Why is this? It seems very counterintuitive that the standard arithmetic operators have a much higher precedence than the bitwise arithmetic operators.
This is a historical artifact of the language.
Early versions of C didn't have the ||
and &&
operators, so the |
and &
operators were used for logical AND and logical OR in cases where the operands had values of either 0 or 1.
As a result, these operators were given lower precedence to fit into this use case.
When the ||
and &&
operators were later added around 1972, the precedence of |
and &
remained lower than that of arithmetic and relational operators to avoid breaking existing code, and that decision persists to today.
From Dennis Ritchie's paper, The Development of the C Language:
Rapid changes continued after the language had been named, for example the introduction of the && and || operators. In BCPL and B, the evaluation of expressions depends on context: within if and other conditional statements that compare an expression's value with zero, these languages place a special interpretation on the and (&) and or (|) operators. In ordinary contexts, they operate bitwise, but in the B statement
if (e1 & e2) ...
the compiler must evaluate e1 and if it is non-zero, evaluate e2, and if it too is non-zero, elaborate the statement dependent on the if. The requirement descends recursively on & and | operators within e1 and e2. The short-circuit semantics of the Boolean operators in such `truth-value' context seemed desirable, but the overloading of the operators was difficult to explain and use. At the suggestion of Alan Snyder, I introduced the && and || operators to make the mechanism more explicit.

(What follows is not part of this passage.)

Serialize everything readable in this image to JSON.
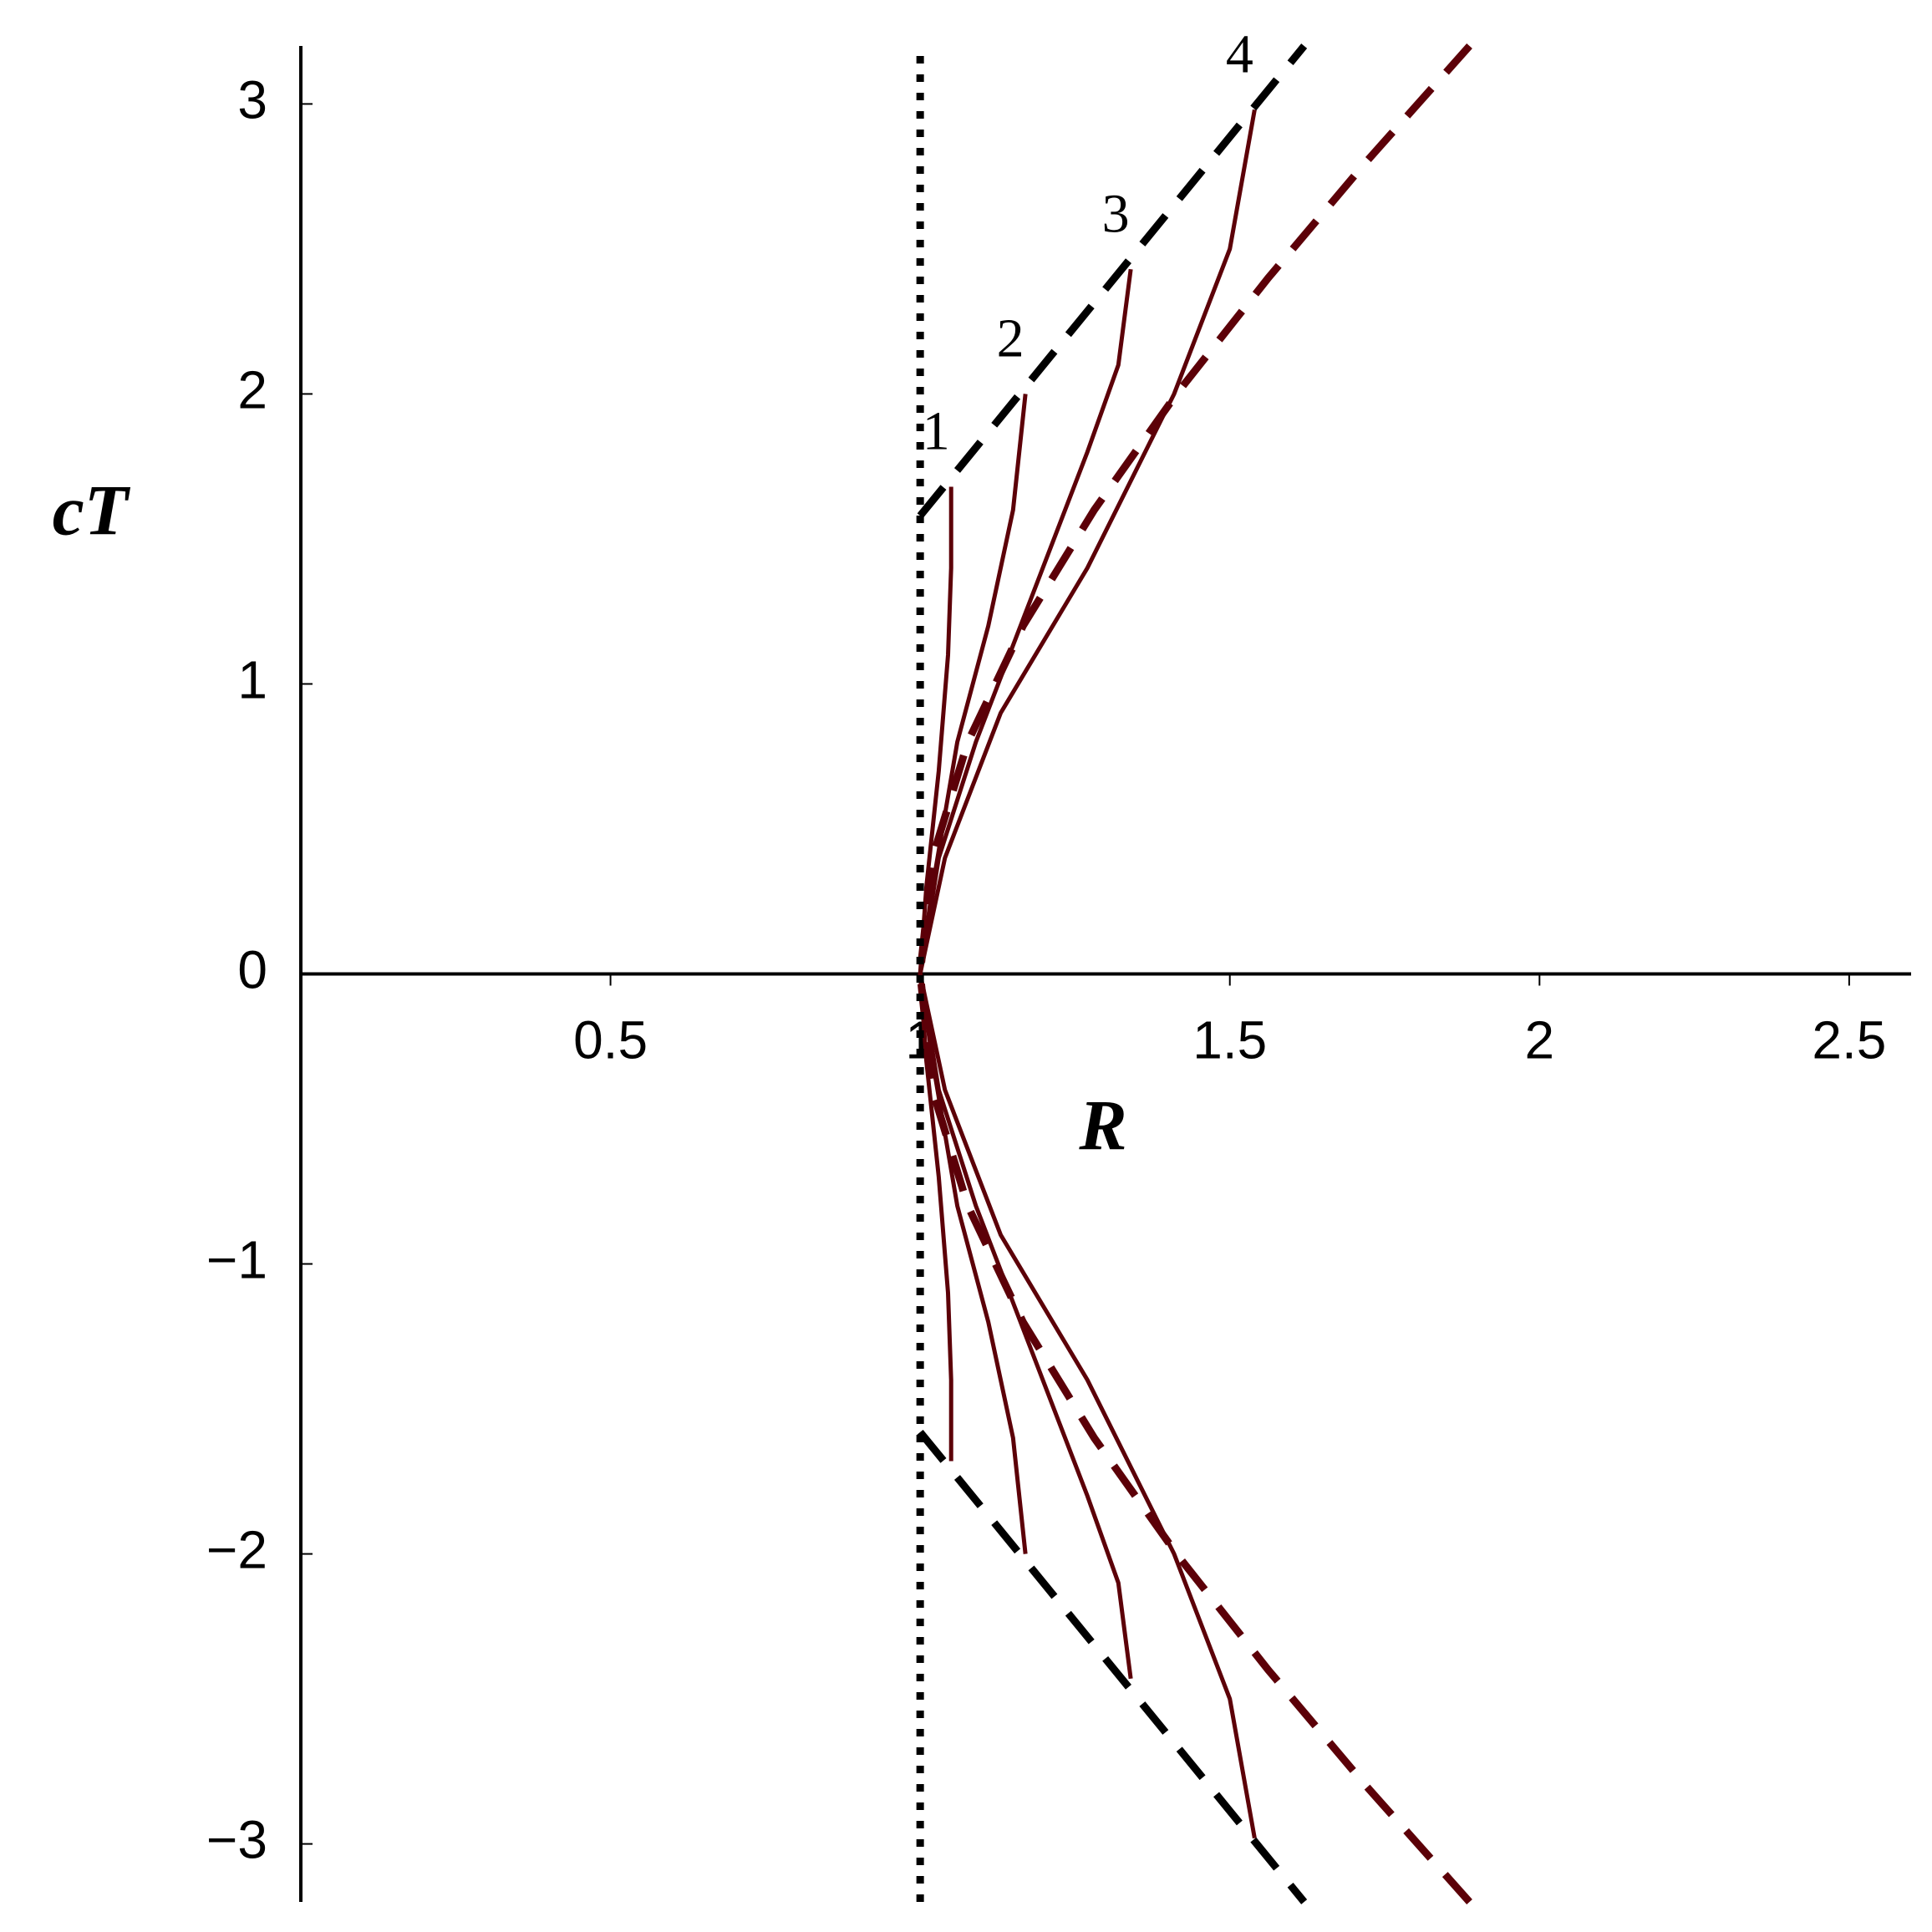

Their tardy introduction explains an infelicity of C's precedence rules. In B one writes
if (a==b & c) ...
to check whether a equals b and c is non-zero; in such a conditional expression it is better that & have lower precedence than ==. In converting from B to C, one wants to replace & by && in such a statement; to make the conversion less painful, we decided to keep the precedence of the & operator the same relative to ==, and merely split the precedence of && slightly from &. Today, it seems that it would have been preferable to move the relative precedences of & and ==, and thereby simplify a common C idiom: to test a masked value against another value, one must write
if ((a&mask) == b) ...
where the inner parentheses are required but easily forgotten.